L'attribuzione della personalità giuridica e l'autonomia alle scuole, a pieno regime dal 1° settembre 2000, hanno visto nascere nuove e importanti figure professionali: il dirigente scolastico, il direttore dei servizi generali e amministrativi, il collegio dei revisori dei conti, i cui comportamenti, è anche questo l'obiettivo della riforma, vengono uniformati a principi di organizzazione aziendale di tipo privatistico.

Attraverso lo strumento dell'autonomia è possibile attuare la diversificazione del servizio secondo criteri di efficienza ed efficacia, il coordinamento con il territorio, l'autonomia nella distribuzione e impiego dei docenti, l'adesione a reti interscolastiche, il riconoscimento e la valorizzazione delle diversità, l'attività di recupero, sostegno e orientamento, la libertà di progettazione didattica attraverso i piani dell'offerta formativa, la ricerca e l'aggiornamento così come perseguire tanti altri obiettivi utili quanto necessari al fine di ottenere migliori risultati in termini di offerta formativa.

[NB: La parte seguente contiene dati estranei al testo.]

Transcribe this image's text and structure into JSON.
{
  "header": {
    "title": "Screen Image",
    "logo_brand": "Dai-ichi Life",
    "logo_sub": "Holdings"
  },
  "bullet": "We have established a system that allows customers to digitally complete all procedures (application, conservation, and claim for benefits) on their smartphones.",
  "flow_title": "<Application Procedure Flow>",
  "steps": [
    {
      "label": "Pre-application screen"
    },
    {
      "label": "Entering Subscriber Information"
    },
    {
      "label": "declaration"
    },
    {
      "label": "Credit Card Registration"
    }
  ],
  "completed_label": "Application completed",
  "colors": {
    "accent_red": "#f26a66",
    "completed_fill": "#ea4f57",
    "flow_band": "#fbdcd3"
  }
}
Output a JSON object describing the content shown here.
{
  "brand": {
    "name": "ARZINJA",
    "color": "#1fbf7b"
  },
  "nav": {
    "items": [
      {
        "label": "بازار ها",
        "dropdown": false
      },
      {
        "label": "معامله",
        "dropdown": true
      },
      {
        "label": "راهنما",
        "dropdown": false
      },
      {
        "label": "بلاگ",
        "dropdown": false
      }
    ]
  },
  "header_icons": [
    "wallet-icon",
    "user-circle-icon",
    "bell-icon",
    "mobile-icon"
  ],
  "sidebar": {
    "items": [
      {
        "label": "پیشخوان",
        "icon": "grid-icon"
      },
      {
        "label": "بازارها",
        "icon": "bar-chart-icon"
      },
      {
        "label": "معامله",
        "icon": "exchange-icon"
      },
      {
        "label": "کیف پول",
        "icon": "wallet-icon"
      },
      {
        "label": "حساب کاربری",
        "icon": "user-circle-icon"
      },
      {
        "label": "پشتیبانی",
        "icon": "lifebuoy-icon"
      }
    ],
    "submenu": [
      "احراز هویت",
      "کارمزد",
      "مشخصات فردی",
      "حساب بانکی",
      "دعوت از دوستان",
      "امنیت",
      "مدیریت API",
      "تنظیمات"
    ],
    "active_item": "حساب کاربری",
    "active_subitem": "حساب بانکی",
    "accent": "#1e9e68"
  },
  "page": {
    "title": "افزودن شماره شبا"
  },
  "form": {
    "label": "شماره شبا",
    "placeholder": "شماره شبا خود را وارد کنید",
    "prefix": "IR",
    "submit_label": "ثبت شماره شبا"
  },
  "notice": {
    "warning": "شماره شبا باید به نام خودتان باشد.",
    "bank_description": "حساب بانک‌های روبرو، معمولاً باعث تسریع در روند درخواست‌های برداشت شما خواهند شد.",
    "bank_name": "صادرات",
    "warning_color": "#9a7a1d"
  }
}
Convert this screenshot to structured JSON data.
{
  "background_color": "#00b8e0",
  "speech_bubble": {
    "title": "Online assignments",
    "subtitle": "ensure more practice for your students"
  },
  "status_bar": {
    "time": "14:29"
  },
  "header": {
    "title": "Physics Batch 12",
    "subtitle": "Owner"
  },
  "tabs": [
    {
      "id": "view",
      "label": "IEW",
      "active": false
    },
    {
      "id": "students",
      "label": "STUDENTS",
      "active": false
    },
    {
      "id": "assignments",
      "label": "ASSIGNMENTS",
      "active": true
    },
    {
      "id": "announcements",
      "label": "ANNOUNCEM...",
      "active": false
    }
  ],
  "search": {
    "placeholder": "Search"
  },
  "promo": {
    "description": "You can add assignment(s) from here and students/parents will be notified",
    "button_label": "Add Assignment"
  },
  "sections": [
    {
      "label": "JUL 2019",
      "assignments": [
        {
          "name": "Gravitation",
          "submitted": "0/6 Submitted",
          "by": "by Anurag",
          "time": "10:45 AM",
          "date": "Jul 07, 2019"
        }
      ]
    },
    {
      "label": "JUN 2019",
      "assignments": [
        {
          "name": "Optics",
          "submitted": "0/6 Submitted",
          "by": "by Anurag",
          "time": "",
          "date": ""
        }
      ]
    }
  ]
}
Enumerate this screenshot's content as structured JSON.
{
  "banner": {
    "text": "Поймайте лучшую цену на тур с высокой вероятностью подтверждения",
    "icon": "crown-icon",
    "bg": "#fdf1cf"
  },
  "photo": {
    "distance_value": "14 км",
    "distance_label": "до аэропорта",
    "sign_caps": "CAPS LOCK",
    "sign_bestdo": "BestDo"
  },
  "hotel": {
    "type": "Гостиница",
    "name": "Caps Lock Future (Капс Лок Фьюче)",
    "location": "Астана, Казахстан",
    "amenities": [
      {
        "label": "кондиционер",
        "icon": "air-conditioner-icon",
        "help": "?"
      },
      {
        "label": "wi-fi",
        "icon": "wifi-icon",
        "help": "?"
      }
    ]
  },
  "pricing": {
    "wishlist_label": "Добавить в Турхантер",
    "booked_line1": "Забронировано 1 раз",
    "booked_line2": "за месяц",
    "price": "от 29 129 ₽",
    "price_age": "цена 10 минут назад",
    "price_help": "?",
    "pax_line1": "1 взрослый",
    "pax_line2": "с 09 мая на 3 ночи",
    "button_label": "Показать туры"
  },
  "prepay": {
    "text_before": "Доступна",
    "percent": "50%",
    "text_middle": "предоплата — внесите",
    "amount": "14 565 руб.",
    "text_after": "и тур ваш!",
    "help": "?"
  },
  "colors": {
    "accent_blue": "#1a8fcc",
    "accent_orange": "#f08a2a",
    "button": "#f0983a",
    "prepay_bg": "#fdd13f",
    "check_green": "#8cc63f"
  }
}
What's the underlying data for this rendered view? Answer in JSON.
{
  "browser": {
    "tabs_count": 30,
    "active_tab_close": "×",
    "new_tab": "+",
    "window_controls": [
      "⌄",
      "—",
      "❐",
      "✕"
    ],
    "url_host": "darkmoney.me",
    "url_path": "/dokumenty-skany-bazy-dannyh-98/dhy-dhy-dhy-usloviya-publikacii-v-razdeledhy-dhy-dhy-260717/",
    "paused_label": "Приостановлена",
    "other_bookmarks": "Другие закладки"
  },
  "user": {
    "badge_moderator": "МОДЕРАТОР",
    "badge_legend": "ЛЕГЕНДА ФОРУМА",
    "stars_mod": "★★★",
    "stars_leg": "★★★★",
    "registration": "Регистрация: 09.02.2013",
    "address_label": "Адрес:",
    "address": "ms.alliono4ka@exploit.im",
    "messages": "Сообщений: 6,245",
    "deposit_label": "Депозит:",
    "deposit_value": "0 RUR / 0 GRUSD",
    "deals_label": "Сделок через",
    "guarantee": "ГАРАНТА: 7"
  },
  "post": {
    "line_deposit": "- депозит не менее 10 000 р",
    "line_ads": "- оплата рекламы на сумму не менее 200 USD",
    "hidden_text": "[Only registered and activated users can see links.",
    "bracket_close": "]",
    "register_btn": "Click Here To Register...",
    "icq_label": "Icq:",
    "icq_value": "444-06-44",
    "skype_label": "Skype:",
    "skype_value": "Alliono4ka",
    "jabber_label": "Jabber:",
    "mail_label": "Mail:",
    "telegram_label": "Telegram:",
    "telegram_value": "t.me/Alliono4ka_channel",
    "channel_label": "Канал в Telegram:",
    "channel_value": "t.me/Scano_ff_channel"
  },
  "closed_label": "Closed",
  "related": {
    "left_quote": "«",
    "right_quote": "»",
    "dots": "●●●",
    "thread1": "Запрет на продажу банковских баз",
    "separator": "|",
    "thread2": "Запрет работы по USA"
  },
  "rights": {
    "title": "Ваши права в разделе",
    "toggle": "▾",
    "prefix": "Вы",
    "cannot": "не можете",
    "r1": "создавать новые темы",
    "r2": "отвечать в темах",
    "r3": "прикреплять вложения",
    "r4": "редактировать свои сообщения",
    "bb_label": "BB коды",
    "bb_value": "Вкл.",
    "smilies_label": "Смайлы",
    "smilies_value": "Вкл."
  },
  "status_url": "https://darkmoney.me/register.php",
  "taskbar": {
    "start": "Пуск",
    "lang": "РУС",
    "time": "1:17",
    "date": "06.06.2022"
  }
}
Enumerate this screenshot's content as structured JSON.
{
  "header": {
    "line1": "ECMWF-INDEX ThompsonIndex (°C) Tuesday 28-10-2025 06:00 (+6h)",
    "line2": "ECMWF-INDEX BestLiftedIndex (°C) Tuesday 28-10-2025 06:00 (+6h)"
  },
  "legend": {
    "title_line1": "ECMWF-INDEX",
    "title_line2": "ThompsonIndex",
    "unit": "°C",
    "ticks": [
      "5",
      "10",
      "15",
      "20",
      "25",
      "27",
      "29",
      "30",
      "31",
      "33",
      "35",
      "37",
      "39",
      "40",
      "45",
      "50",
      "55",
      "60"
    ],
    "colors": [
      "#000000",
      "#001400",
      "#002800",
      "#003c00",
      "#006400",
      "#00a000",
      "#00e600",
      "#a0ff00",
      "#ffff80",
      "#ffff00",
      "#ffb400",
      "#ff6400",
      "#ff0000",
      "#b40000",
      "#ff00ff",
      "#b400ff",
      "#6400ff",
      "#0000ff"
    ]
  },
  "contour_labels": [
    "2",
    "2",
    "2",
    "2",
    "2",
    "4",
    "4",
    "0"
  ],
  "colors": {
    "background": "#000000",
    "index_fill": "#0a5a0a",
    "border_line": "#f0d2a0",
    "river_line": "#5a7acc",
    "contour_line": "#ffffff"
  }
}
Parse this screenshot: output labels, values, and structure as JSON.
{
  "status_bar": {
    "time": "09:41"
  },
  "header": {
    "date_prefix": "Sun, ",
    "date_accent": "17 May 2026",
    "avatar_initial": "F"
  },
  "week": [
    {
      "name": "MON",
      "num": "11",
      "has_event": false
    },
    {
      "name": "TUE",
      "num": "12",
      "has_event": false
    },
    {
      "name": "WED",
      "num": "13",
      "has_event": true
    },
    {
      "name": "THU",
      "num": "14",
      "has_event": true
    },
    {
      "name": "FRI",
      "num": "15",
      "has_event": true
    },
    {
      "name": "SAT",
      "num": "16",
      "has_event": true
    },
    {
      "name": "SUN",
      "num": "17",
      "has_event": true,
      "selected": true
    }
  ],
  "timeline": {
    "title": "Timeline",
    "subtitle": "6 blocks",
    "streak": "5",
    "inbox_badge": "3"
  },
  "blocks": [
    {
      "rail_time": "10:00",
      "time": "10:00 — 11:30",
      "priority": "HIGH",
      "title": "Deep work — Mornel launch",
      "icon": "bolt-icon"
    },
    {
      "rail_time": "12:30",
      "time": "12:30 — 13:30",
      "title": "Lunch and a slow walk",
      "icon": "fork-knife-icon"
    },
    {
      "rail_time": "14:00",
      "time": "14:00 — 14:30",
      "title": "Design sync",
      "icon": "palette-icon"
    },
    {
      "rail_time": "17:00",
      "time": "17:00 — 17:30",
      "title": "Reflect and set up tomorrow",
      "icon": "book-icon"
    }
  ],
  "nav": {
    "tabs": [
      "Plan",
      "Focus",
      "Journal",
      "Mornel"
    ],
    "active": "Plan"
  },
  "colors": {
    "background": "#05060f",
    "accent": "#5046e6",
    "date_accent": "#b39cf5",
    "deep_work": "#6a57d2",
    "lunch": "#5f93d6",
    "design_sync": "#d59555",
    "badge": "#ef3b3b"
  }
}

L'autonomia finanziaria e contabile, tenuto conto delle assegnazioni ordinarie e straordinarie da parte dello stato e di altri enti pubblici, della possibilità di accettare direttamente donazioni, eredità e legati, della possibilità di sottoscrivere contratti di sponsorizzazione, dell'obbligo di redazione di un vero e proprio bilancio, ha imposto la necessità di un controllo da parte di un soggetto esterno, il collegio dei revisori dei conti (dm n. 44/2001). A tale organo compete la vigilanza sulla legittimità, regolarità e correttezza dell'azione amministrativa, nonché sulla coerenza dell'impiego delle risorse con gli obiettivi del programma, evidenziando i risultati, esprimendo un parere sul conto con particolare riguardo alla concordanza dei risultati esposti con le scritture contabili.